The first genuinely new flavour of the year shows up in damp woodland this month: wild garlic. Once you've smelled a riverbank of it you don't forget it, and a carrier bag gathered in ten minutes makes pesto, butter, and soup for a fortnight — it's the easiest foraging in Scotland and the hardest to get wrong. Spring greens follow in its wake. Otherwise March is a bridge month: the last of the stored roots, the first hints of spring, and shellfish still benefiting from cold water before the spring spawn.

From the land

wild garlic · spring greens · leeks (last of the season) · stored roots

Foraging season opens with wild garlic

April

Outdoor rhubarb, the first lamb, and waters starting to warm

April is when Scottish gardens and market stalls restart in earnest. Outdoor-grown rhubarb takes over from the forced crop — coarser, sharper, better for crumbles than fools. Wild garlic hits its peak before the flowers turn it bitter. The first spring lamb appears at butchers, though the best Scottish lamb actually comes later in the year — April lamb is a treat priced accordingly. In the sea, brown crab picks up as the water warms, the start of a run that lasts all summer.

From the land

outdoor rhubarb · wild garlic (peak) · spring onions · early salad leaves

Game & meat

spring lamb (first of the year, at a premium)

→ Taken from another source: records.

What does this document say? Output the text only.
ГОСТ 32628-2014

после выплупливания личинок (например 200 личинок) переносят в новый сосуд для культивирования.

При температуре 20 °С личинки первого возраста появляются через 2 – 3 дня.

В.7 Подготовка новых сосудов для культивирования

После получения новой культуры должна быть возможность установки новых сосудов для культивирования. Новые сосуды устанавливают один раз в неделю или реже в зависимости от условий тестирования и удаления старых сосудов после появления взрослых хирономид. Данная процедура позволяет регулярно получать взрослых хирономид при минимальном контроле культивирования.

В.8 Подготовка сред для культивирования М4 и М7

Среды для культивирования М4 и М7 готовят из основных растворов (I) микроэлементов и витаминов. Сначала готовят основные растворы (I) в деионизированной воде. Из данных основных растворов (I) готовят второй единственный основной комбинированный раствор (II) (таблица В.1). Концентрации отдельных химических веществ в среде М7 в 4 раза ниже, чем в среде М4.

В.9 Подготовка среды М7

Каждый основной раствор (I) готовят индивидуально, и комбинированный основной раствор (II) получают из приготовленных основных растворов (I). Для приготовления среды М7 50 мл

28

Easter — roast lamb season

May

Asparagus, elderflower, and the festival season opens

Scottish asparagus has one of the shortest seasons of any crop grown here — roughly six weeks from early May — and it's worth reorganising meals around while it lasts. Late in the month the elderflower comes out, and a weekend's picking makes cordial for the year. May is also when the food-festival calendar properly opens: whisky festivals in Speyside and on Islay traditionally anchor the month, with seafood festivals on the west coast close behind. If you're planning a food-led trip to Scotland, May and September are the two months to beat.

From the land

asparagus · elderflower (late May) · radishes · early lettuce · first Ayrshire new potatoes (late May)

Festival season opens — see what's on this week

Frequently asked questions

+What food is in season in Scotland right now?

It changes month to month — this page highlights the current month at the top, computed from the same seasonality data as our seafood calendar. As a rule of thumb: shellfish peaks in the cold months, berries own June to August, game runs from 12 August into winter, and September is the single fullest month in the Scottish larder.

+When is Scottish seafood at its best?

It depends on the species. Cold-water shellfish like mussels and native oysters are at their best from autumn to early spring (the old 'months with an R' rule), while langoustine peaks June to September with the cheapest prices in September and October. Our seasonal seafood calendar covers all 25 species month by month.

+When does grouse season start in Scotland?

Red grouse season opens on 12 August — the 'Glorious Twelfth' — and runs to 10 December. Partridge follows on 1 September and pheasant on 1 October, with both running to 1 February. Venison is available essentially year-round through farmed and managed wild supply.

+When are Scottish strawberries and raspberries in season?

Scottish strawberries run roughly June to September with the peak in June and July. Raspberries — the crop Scotland is genuinely world-class at, centred on Perthshire and Angus — peak in July and August. Both are best bought from farm shops or farmers markets within a day of picking.

+What is the best month to visit Scotland for food?

September, with May close behind. September combines the berry tail-end, peak wild mushrooms, hedgerow fruit, new-season game, returning oysters, and the year's cheapest langoustines. May offers asparagus, the first new potatoes, and the densest run of whisky and seafood festivals.